Mosaïques : DossiersScience

dimanche 13 octobre 2013

Dernier jour de la fête de la science, je me sens raplapla et je suis bien fatigué. Malade depuis bien deux semaines déjà, la guérison tarde à se manifester. Je renonce donc à parcourir la région de Lyon par monts et par vaux. Je propose alors de revenir sur la soirée-débat de jeudi dernier, plus précisément sur l’implant cochléaire.

Pour ceux qui ne connaissent pas, cette technologie de récupération auditive est composée de deux parties. Une externe, le microphone (1) qui capte les sons et les transforme en signaux électriques. Ceux-ci sont transmis jusqu’à l’émetteur (2) posé à même la peau, près de l’oreille. Les signaux sont ensuite communiqués vers la partie interne, de l’émetteur vers le récepteur situé sous la peau. Ces deux éléments sont aimantés, ce qui permet le maintien de l’émetteur sur la peau. Les signaux continuent à être acheminé du récepteur vers la cochlée (3) via un fil électrique dont l’extrémité est enroulée dans la cochlée et sur lequel sont placées des électrodes. Ces dernières activent le nerf auditif (4) qui transmet les informations vers le cerveau.

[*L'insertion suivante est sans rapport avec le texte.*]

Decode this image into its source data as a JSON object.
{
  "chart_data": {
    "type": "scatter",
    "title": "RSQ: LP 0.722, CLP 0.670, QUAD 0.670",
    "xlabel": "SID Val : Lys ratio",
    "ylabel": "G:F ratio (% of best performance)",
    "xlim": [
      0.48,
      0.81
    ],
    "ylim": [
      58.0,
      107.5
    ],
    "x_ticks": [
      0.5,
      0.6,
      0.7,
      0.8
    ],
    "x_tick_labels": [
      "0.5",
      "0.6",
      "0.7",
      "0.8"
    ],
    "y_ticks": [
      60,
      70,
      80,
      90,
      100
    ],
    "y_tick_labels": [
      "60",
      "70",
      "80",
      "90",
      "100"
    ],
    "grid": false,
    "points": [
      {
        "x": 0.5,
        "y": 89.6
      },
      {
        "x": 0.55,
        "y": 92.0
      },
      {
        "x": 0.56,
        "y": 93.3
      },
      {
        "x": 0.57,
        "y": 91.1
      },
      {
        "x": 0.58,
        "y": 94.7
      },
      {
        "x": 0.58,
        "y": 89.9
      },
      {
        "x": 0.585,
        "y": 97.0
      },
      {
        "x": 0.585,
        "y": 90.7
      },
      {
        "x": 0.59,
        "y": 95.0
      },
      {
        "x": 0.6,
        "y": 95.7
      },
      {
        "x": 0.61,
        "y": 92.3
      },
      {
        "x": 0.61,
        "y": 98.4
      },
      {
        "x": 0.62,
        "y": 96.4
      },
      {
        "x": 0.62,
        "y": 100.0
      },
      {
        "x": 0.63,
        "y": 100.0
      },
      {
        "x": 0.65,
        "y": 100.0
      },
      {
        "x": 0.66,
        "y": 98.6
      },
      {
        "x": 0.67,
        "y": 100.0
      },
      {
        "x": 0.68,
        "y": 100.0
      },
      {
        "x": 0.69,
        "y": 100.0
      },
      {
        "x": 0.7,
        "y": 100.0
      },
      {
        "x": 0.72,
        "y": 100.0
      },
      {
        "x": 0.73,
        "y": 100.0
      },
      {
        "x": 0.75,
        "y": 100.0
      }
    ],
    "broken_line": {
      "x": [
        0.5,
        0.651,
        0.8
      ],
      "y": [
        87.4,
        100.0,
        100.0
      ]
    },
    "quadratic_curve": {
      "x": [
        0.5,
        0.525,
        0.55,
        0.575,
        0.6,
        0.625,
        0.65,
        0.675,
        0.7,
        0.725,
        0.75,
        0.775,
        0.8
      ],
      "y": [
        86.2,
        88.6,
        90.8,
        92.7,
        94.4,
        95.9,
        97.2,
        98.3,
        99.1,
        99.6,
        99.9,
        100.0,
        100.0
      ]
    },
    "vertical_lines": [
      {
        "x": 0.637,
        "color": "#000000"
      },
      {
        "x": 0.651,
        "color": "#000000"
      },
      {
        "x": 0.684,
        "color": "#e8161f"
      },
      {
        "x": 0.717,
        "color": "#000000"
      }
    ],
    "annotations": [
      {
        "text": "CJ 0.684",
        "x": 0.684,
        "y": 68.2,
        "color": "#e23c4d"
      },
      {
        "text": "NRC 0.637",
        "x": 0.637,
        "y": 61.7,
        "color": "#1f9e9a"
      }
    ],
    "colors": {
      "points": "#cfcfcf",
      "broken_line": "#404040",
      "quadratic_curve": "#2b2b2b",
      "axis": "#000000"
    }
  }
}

Schéma d’un implant cochléaire présent dans l’oreille

[Source image]

Ouf, dis comme ça, c’est assez complexe. En fait, il s’agit davantage de neuroprothèses auditives que de « simples » amplificateurs. Le cerveau doit travailler pour reconnaître les sons car il n’y a qu’une vingtaine d’électrodes (pour les dernières générations) contre des milliers de cellules ciliées dans la cochlée. Quelles sont les conséquences au niveau du cerveau ? C’est ce qu’étudie l’équipe de recherche de Pascal Barone (CNRS / Université Toulouse III) via l’imagerie cérébrale.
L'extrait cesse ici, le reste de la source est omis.